Prise en charge de la dépendance : le choix de la solidarité

La Mutualité Française organise cet après-midi, à Lyon, une conférence-débat sur le thème : "Dépendance : choisissons la solidarité !" A cette occasion, le quotidien régional Le Progrès (page 2) publie ce matin une interview d'Etienne Caniard. Quelles solutions de financement la Mutualité préconise-t-elle ?, interroge la journaliste Gisèle Lombard. "Il faut (...) des solutions qui soient solidaires, car tout le monde est concerné, estime le président. Selon le sondage réalisé par LH2 pour la Mutualité, 51% des personnes interrogées seraient favorables à une “contribution dépendance” prélevée sur les successions. Cette taxe sur la transmission des patrimoines pourrait ainsi servir à tous."

L'alignement du taux de CSG des retraités sur celui des actifs, en supprimant l'abattement de 10%, est quant à lui approuvé par 41% des personnes interrogées. "Là encore, ce serait une action solidaire et intergénérationnelle", souligne le président de la Mutualité Française. En revanche, il rejette une autre piste : celle qui consisterait à "supprimer un second jour férié, comme cela a déjà été fait pour financer la Caisse nationale de solidarité pour l'autonomie". Etienne Caniard rappelle que cette dernière solution n'est approuvée que par 42% des personnes interrogées. "Enfin, ajoute-t-il, rendre obligatoire une assurance dépendance pour les plus de cinquante ans recueille peu de suffrages."

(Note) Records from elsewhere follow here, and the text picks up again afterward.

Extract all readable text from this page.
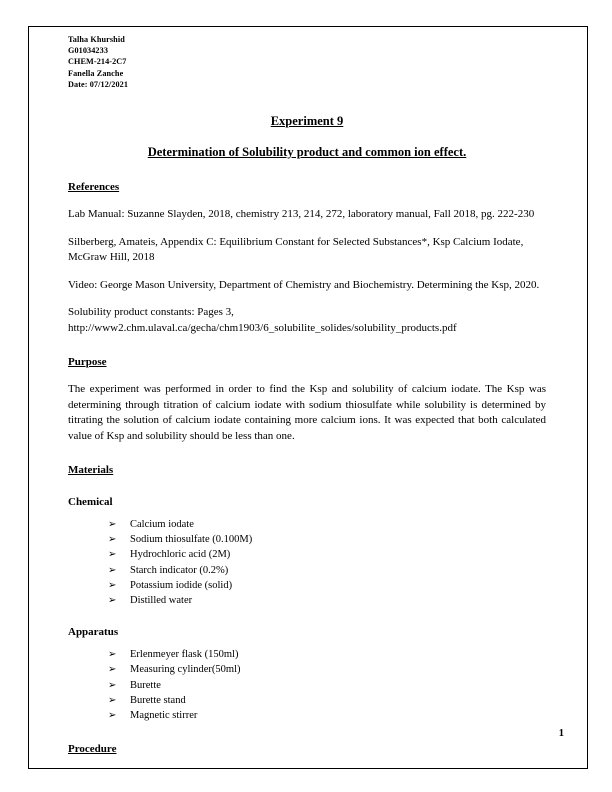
Talha Khurshid
G01034233
CHEM-214-2C7
Fanella Zanche
Date: 07/12/2021
Experiment 9
Determination of Solubility product and common ion effect.
References

Lab Manual: Suzanne Slayden, 2018, chemistry 213, 214, 272, laboratory manual, Fall 2018, pg. 222-230

Silberberg, Amateis, Appendix C: Equilibrium Constant for Selected Substances*, Ksp Calcium Iodate, McGraw Hill, 2018

Video: George Mason University, Department of Chemistry and Biochemistry. Determining the Ksp, 2020.

Solubility product constants: Pages 3,
http://www2.chm.ulaval.ca/gecha/chm1903/6_solubilite_solides/solubility_products.pdf

Purpose

The experiment was performed in order to find the Ksp and solubility of calcium iodate. The Ksp was determining through titration of calcium iodate with sodium thiosulfate while solubility is determined by titrating the solution of calcium iodate containing more calcium ions. It was expected that both calculated value of Ksp and solubility should be less than one.

Materials
Chemical
➢ Calcium iodate
➢ Sodium thiosulfate (0.100M)
➢ Hydrochloric acid (2M)
➢ Starch indicator (0.2%)
➢ Potassium iodide (solid)
➢ Distilled water
Apparatus
➢ Erlenmeyer flask (150ml)
➢ Measuring cylinder(50ml)
➢ Burette
➢ Burette stand
➢ Magnetic stirrer
Procedure
1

La Mutualité entend avant tout mettre l'accent sur la prévention de la dépendance, "en permettant par exemple aux personnes âgées d'aménager leur appartement ou leur salle de bain, pour éviter les chutes", qui marquent souvent "le début de la dépendance". Pour conclure, Etienne Caniard "souhaite que les solutions (pour le financement de la dépendance reposent sur un socle public, complété si besoin par une articulation avec des acteurs privés comme les mutuelles".

Des parabènes dans 400 médicaments
Environ 400 spécialités pharmaceutiques, du dentifrice au médicament utilisé en chimiothérapie anticancéreuse, contiennent des parabènes, conservateurs soupçonnés de perturber le système hormonal, révèle Le Monde (page 9). Les députés ont adopté le 3 mai, à la surprise générale et contre l'avis du gouvernement, la proposition de loi de Yann Lachaud, député du Nouveau Centre, interdisant l'utilisation des parabènes, des phtalates et des alkylphénols, trois catégories de perturbateurs endocriniens. Le vote à l'Assemblée pourrait cependant être remis en cause par le gouvernement, qui peut décider de ne pas l'inscrire à l'ordre du jour du Sénat.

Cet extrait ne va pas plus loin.